Command Post Tango (CP TANGO) is a United States Forces Korea's military bunker complex in South Korea. It is the Theater Command Post for the Combatant Commander, UNC/CFC/USFK and State Department Korea and can reportedly withstand a tactical nuclear weapon through the use of several layers of blast doors. It is located in Seongnam, Gyeonggi province.

== Info ==
Condoleezza Rice visited the bunker in her March 2005 trip to six Asian nations as well as the President of South Korea Lee Myung-Bak.

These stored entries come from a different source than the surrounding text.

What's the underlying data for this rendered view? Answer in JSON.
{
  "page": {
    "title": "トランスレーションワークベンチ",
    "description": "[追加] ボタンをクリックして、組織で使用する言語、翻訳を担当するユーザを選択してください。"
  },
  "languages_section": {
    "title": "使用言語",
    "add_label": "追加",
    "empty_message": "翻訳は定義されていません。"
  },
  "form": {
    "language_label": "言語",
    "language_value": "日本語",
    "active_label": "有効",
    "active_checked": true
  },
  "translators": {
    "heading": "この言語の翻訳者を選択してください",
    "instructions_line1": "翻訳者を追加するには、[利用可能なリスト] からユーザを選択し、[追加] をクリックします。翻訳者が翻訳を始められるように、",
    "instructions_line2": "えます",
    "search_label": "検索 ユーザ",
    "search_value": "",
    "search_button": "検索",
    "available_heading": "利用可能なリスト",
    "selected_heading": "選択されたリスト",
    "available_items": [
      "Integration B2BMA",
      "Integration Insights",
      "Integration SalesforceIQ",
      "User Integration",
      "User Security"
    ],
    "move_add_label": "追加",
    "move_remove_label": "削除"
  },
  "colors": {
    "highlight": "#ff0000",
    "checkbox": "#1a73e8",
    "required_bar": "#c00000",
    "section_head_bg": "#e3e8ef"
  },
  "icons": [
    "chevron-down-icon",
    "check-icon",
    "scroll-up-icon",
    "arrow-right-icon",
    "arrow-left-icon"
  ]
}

Lee Myung-Bak also visited the bunker in August 2008.

Numerous outer resources of this facility include a water treatment operations center, living quarters, several helicopter landing zones, container storage area, equipment, and facility supply storage area, operations location for the fire department, Emergency Response Center, and other structures, including buildings for external armed security personnel, Directorate of Public Works personnel, Korean Service Corps personnel, Installation Facility Management, communications personnel, and a live fire range with range personnel.

TANGO stands for Theater Air Naval Ground Operations Center. The Command Post was built right after the Korean War and is one of several Command Posts scattered across the globe in Europe, America, Hawaii, and the far east. The bunker is set to be given to the ROK Army as American forces pull back to Camp Humphreys.